I put that up there on the "funny" scale somewhere between Ty Cobb beating the crap out of a guy with no hands (although from all reports, the cripple had it coming based on his foul mouth) and the 1st base coach getting jumped by drunken trailer trash.

I thought the actual funniest thing were those matching green suits that the Canseco Bros showed up to court in. LMAO!!!

When Bonds slipped and fell when going for a ball in the OF in g-6 of the WS. 

John Rocker getting shipped to the minors. :righton:


----------



## juan ellitinez (Jan 31, 2003)

How about YES and the cablevision saga!!!


----------



## keithb (Apr 17, 2002)

Many years ago the cameras panned to a guy with his head tilted, half asleep and the drool dripping from his mouth, it was a classic! Bob Ueker was the color guy if I remeber correctly.


----------



## Mike (Apr 10, 2002)

I always remember Don Mattingly eating popcorn from a kid in the stands. 

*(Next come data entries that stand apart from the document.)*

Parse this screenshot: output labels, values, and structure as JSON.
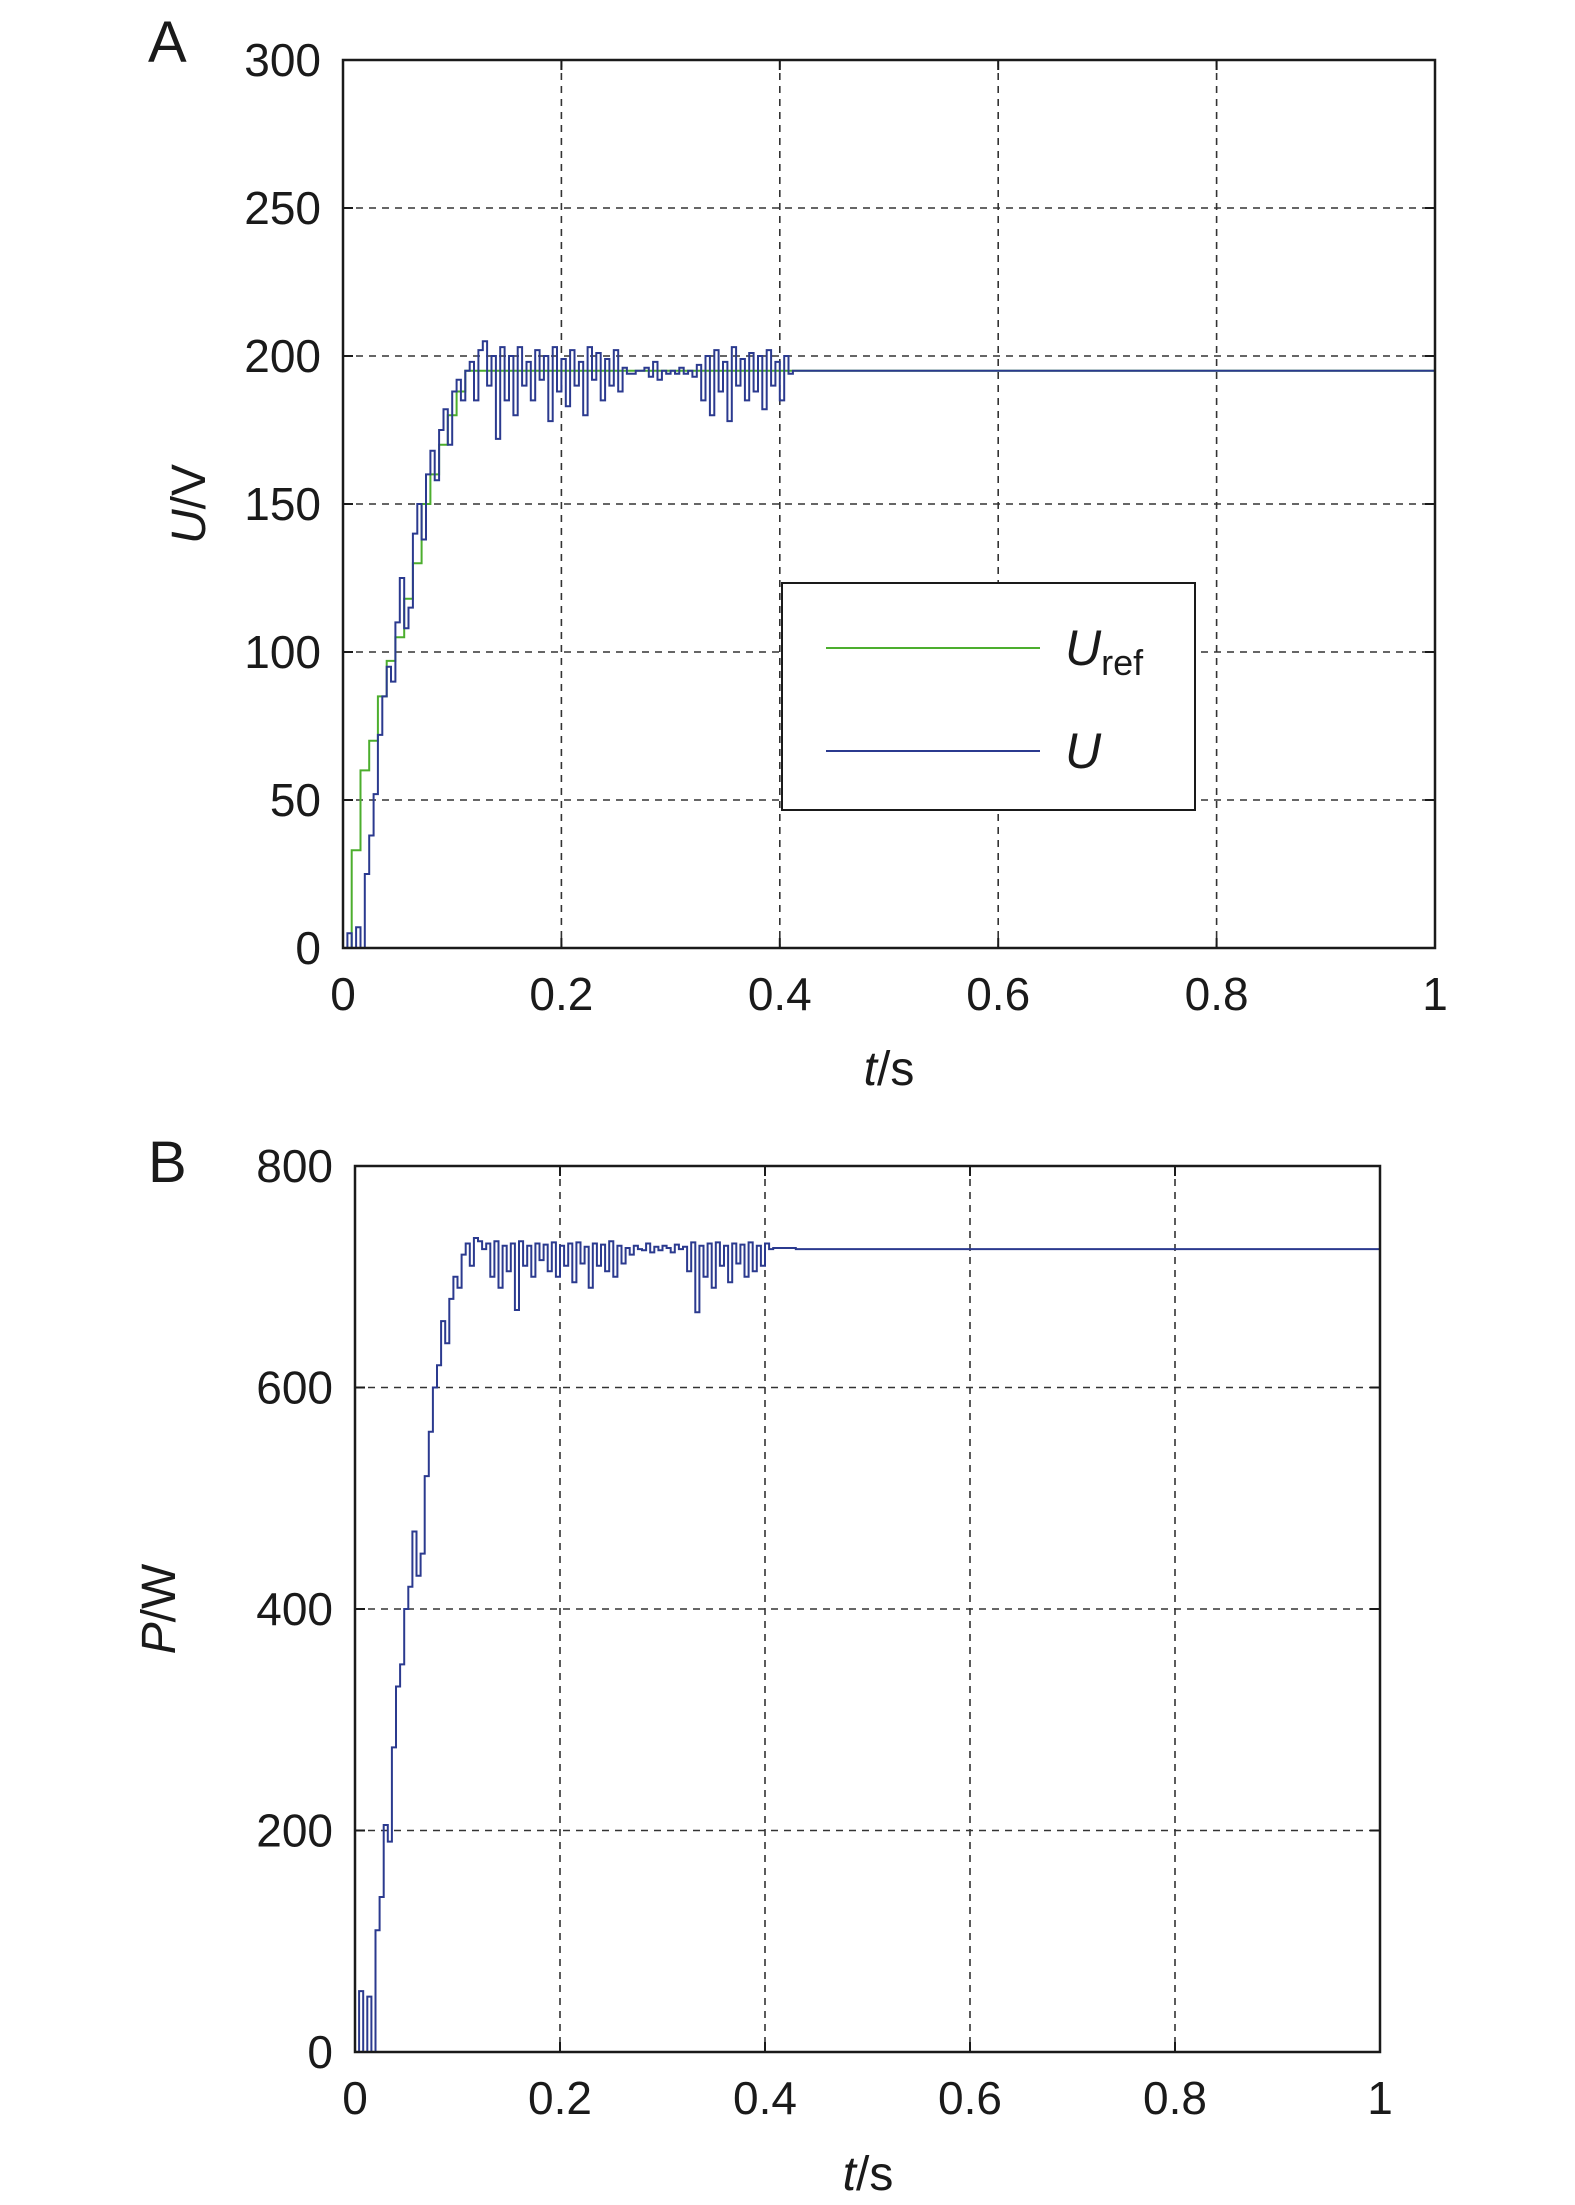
{
  "chart_data": [
    {
      "panel": "A",
      "type": "line",
      "xlabel_italic": "t",
      "xlabel_unit": "/s",
      "ylabel_italic": "U",
      "ylabel_unit": "/V",
      "xlim": [
        0,
        1
      ],
      "ylim": [
        0,
        300
      ],
      "x_ticks": [
        "0",
        "0.2",
        "0.4",
        "0.6",
        "0.8",
        "1"
      ],
      "y_ticks": [
        "0",
        "50",
        "100",
        "150",
        "200",
        "250",
        "300"
      ],
      "x_tick_values": [
        0,
        0.2,
        0.4,
        0.6,
        0.8,
        1
      ],
      "y_tick_values": [
        0,
        50,
        100,
        150,
        200,
        250,
        300
      ],
      "grid": true,
      "legend_position": "center-right",
      "series": [
        {
          "name": "U",
          "name_sub": "ref",
          "color": "#4cae2e",
          "step": true,
          "x": [
            0,
            0.008,
            0.016,
            0.024,
            0.032,
            0.04,
            0.048,
            0.056,
            0.064,
            0.072,
            0.08,
            0.088,
            0.096,
            0.104,
            0.112,
            0.12,
            1.0
          ],
          "y": [
            0,
            33,
            60,
            70,
            85,
            97,
            105,
            118,
            130,
            150,
            160,
            170,
            180,
            188,
            195,
            195,
            195
          ]
        },
        {
          "name": "U",
          "name_sub": "",
          "color": "#2b3a8f",
          "step": true,
          "x": [
            0,
            0.004,
            0.008,
            0.012,
            0.016,
            0.02,
            0.024,
            0.028,
            0.032,
            0.036,
            0.04,
            0.044,
            0.048,
            0.052,
            0.056,
            0.06,
            0.064,
            0.068,
            0.072,
            0.076,
            0.08,
            0.084,
            0.088,
            0.092,
            0.096,
            0.1,
            0.104,
            0.108,
            0.112,
            0.116,
            0.12,
            0.124,
            0.128,
            0.132,
            0.136,
            0.14,
            0.144,
            0.148,
            0.152,
            0.156,
            0.16,
            0.164,
            0.168,
            0.172,
            0.176,
            0.18,
            0.184,
            0.188,
            0.192,
            0.196,
            0.2,
            0.204,
            0.208,
            0.212,
            0.216,
            0.22,
            0.224,
            0.228,
            0.232,
            0.236,
            0.24,
            0.244,
            0.248,
            0.252,
            0.256,
            0.26,
            0.264,
            0.268,
            0.272,
            0.276,
            0.28,
            0.284,
            0.288,
            0.292,
            0.296,
            0.3,
            0.304,
            0.308,
            0.312,
            0.316,
            0.32,
            0.324,
            0.328,
            0.332,
            0.336,
            0.34,
            0.344,
            0.348,
            0.352,
            0.356,
            0.36,
            0.364,
            0.368,
            0.372,
            0.376,
            0.38,
            0.384,
            0.388,
            0.392,
            0.396,
            0.4,
            0.404,
            0.408,
            0.412,
            1.0
          ],
          "y": [
            0,
            5,
            0,
            7,
            0,
            25,
            38,
            52,
            72,
            85,
            95,
            90,
            110,
            125,
            108,
            115,
            140,
            150,
            138,
            160,
            168,
            158,
            175,
            182,
            170,
            188,
            192,
            185,
            195,
            198,
            185,
            202,
            205,
            190,
            200,
            172,
            203,
            185,
            200,
            180,
            203,
            190,
            198,
            185,
            202,
            192,
            200,
            178,
            203,
            188,
            199,
            183,
            202,
            190,
            198,
            180,
            203,
            192,
            201,
            185,
            199,
            190,
            202,
            188,
            196,
            194,
            194,
            195,
            195,
            196,
            193,
            198,
            192,
            195,
            194,
            195,
            194,
            196,
            194,
            195,
            193,
            197,
            185,
            200,
            180,
            202,
            188,
            198,
            178,
            203,
            190,
            199,
            185,
            201,
            188,
            200,
            182,
            202,
            190,
            198,
            185,
            200,
            194,
            195,
            195
          ]
        }
      ]
    },
    {
      "panel": "B",
      "type": "line",
      "xlabel_italic": "t",
      "xlabel_unit": "/s",
      "ylabel_italic": "P",
      "ylabel_unit": "/W",
      "xlim": [
        0,
        1
      ],
      "ylim": [
        0,
        800
      ],
      "x_ticks": [
        "0",
        "0.2",
        "0.4",
        "0.6",
        "0.8",
        "1"
      ],
      "y_ticks": [
        "0",
        "200",
        "400",
        "600",
        "800"
      ],
      "x_tick_values": [
        0,
        0.2,
        0.4,
        0.6,
        0.8,
        1
      ],
      "y_tick_values": [
        0,
        200,
        400,
        600,
        800
      ],
      "grid": true,
      "series": [
        {
          "name": "P",
          "color": "#2b3a8f",
          "step": true,
          "x": [
            0,
            0.004,
            0.008,
            0.012,
            0.016,
            0.02,
            0.024,
            0.028,
            0.032,
            0.036,
            0.04,
            0.044,
            0.048,
            0.052,
            0.056,
            0.06,
            0.064,
            0.068,
            0.072,
            0.076,
            0.08,
            0.084,
            0.088,
            0.092,
            0.096,
            0.1,
            0.104,
            0.108,
            0.112,
            0.116,
            0.12,
            0.124,
            0.128,
            0.132,
            0.136,
            0.14,
            0.144,
            0.148,
            0.152,
            0.156,
            0.16,
            0.164,
            0.168,
            0.172,
            0.176,
            0.18,
            0.184,
            0.188,
            0.192,
            0.196,
            0.2,
            0.204,
            0.208,
            0.212,
            0.216,
            0.22,
            0.224,
            0.228,
            0.232,
            0.236,
            0.24,
            0.244,
            0.248,
            0.252,
            0.256,
            0.26,
            0.264,
            0.268,
            0.272,
            0.276,
            0.28,
            0.284,
            0.288,
            0.292,
            0.296,
            0.3,
            0.304,
            0.308,
            0.312,
            0.316,
            0.32,
            0.324,
            0.328,
            0.332,
            0.336,
            0.34,
            0.344,
            0.348,
            0.352,
            0.356,
            0.36,
            0.364,
            0.368,
            0.372,
            0.376,
            0.38,
            0.384,
            0.388,
            0.392,
            0.396,
            0.4,
            0.404,
            0.408,
            0.412,
            0.43,
            1.0
          ],
          "y": [
            0,
            55,
            0,
            50,
            0,
            110,
            140,
            205,
            190,
            275,
            330,
            350,
            400,
            420,
            470,
            430,
            450,
            520,
            560,
            600,
            620,
            660,
            640,
            680,
            700,
            690,
            720,
            730,
            710,
            735,
            732,
            725,
            730,
            700,
            732,
            690,
            728,
            705,
            730,
            670,
            732,
            710,
            728,
            700,
            730,
            715,
            729,
            705,
            731,
            700,
            728,
            710,
            730,
            695,
            731,
            712,
            727,
            690,
            730,
            710,
            729,
            705,
            732,
            700,
            728,
            712,
            726,
            720,
            728,
            725,
            724,
            730,
            722,
            727,
            724,
            728,
            726,
            722,
            729,
            725,
            727,
            705,
            731,
            668,
            728,
            700,
            730,
            690,
            731,
            710,
            728,
            695,
            730,
            712,
            729,
            700,
            731,
            705,
            728,
            710,
            730,
            725,
            726,
            726,
            725,
            725
          ]
        }
      ]
    }
  ]
}
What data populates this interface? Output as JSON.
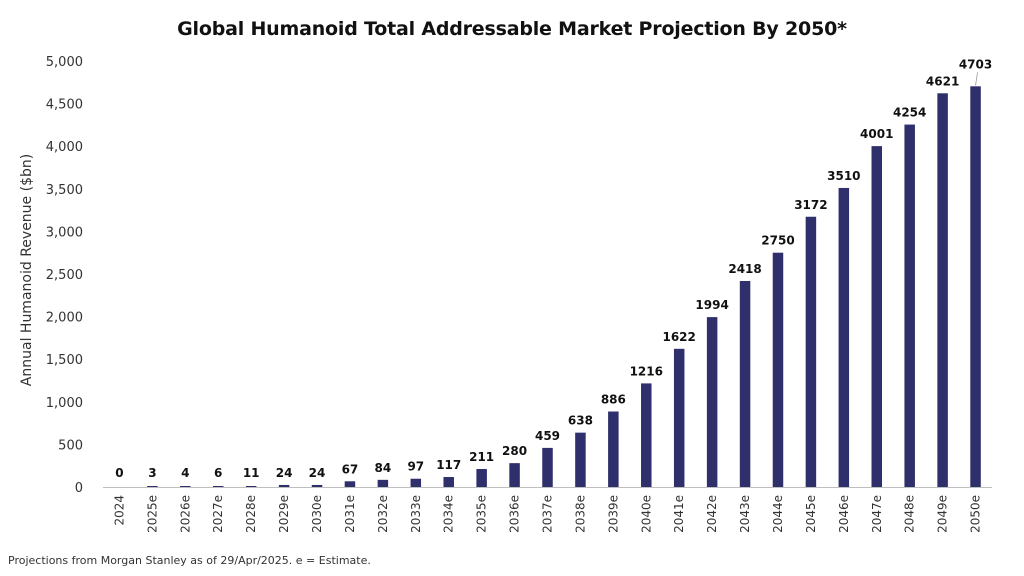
{
  "title": "Global Humanoid Total Addressable Market Projection By 2050*",
  "footnote": "Projections from Morgan Stanley as of 29/Apr/2025. e = Estimate.",
  "colors": {
    "bar": "#2e2f6b",
    "axis": "#bfbfbf",
    "text": "#333333"
  },
  "chart_data": {
    "type": "bar",
    "title": "Global Humanoid Total Addressable Market Projection By 2050*",
    "xlabel": "",
    "ylabel": "Annual Humanoid Revenue ($bn)",
    "ylim": [
      0,
      5000
    ],
    "yticks": [
      "0",
      "500",
      "1,000",
      "1,500",
      "2,000",
      "2,500",
      "3,000",
      "3,500",
      "4,000",
      "4,500",
      "5,000"
    ],
    "grid": false,
    "categories": [
      "2024",
      "2025e",
      "2026e",
      "2027e",
      "2028e",
      "2029e",
      "2030e",
      "2031e",
      "2032e",
      "2033e",
      "2034e",
      "2035e",
      "2036e",
      "2037e",
      "2038e",
      "2039e",
      "2040e",
      "2041e",
      "2042e",
      "2043e",
      "2044e",
      "2045e",
      "2046e",
      "2047e",
      "2048e",
      "2049e",
      "2050e"
    ],
    "values": [
      0,
      3,
      4,
      6,
      11,
      24,
      24,
      67,
      84,
      97,
      117,
      211,
      280,
      459,
      638,
      886,
      1216,
      1622,
      1994,
      2418,
      2750,
      3172,
      3510,
      4001,
      4254,
      4621,
      4703
    ],
    "labels": [
      "0",
      "3",
      "4",
      "6",
      "11",
      "24",
      "24",
      "67",
      "84",
      "97",
      "117",
      "211",
      "280",
      "459",
      "638",
      "886",
      "1216",
      "1622",
      "1994",
      "2418",
      "2750",
      "3172",
      "3510",
      "4001",
      "4254",
      "4621",
      "4703"
    ]
  }
}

Dime-in-a-cup which I used to hear play by fans in Arizona in the 80's at Phoenix Giants games has progressed to dollar-in-a-cup now in 2003 in Tempe.


----------



## BobMurdoch (Apr 24, 2002)

"As a Mets fan, Bill Buckner doing his croquet wicket impersonation is pretty funny in retrospect."

<SMACK!>

"OW!"

< THUMP!>

"Yikes!"

<WHAMMMM!>

"Hey who let the Red Sox fan in????"


----------



## Guest (Mar 29, 2003)

Last year the D'backs were playing in BOB. Luis Gonzales hit a homer into the pool beyond center field. This fan standing at the fence watching the game, turned around and did a great dive into the pool, trying to get the ball, but two kids already in the pool got the ball.
What was hilarious was the camera kept panning to the guy between pitches. He's back at the fence, dripping wet (luckily he was wearing shorts, tshirt and sport shoes)....first time he is tapping his watch seeing if it works, next time he has his cell phone out trying to find out if it still works.


----------



## Guest (Mar 29, 2003)

Baseball players on strike last August....
oh, wait.....you said funniest moments not dumbest.....


----------



## Scott Greczkowski (Mar 21, 2002)

Hey Guest / MLB are you having fun talking to yourself? both are some the same IP address.


----------



## Martyva (Apr 23, 2002)

Dizzy Dean


----------



## John Corn (Mar 21, 2002)

:lol: Boy, some great stories.

kiethb, yours sounds hilarious.......:lol:


----------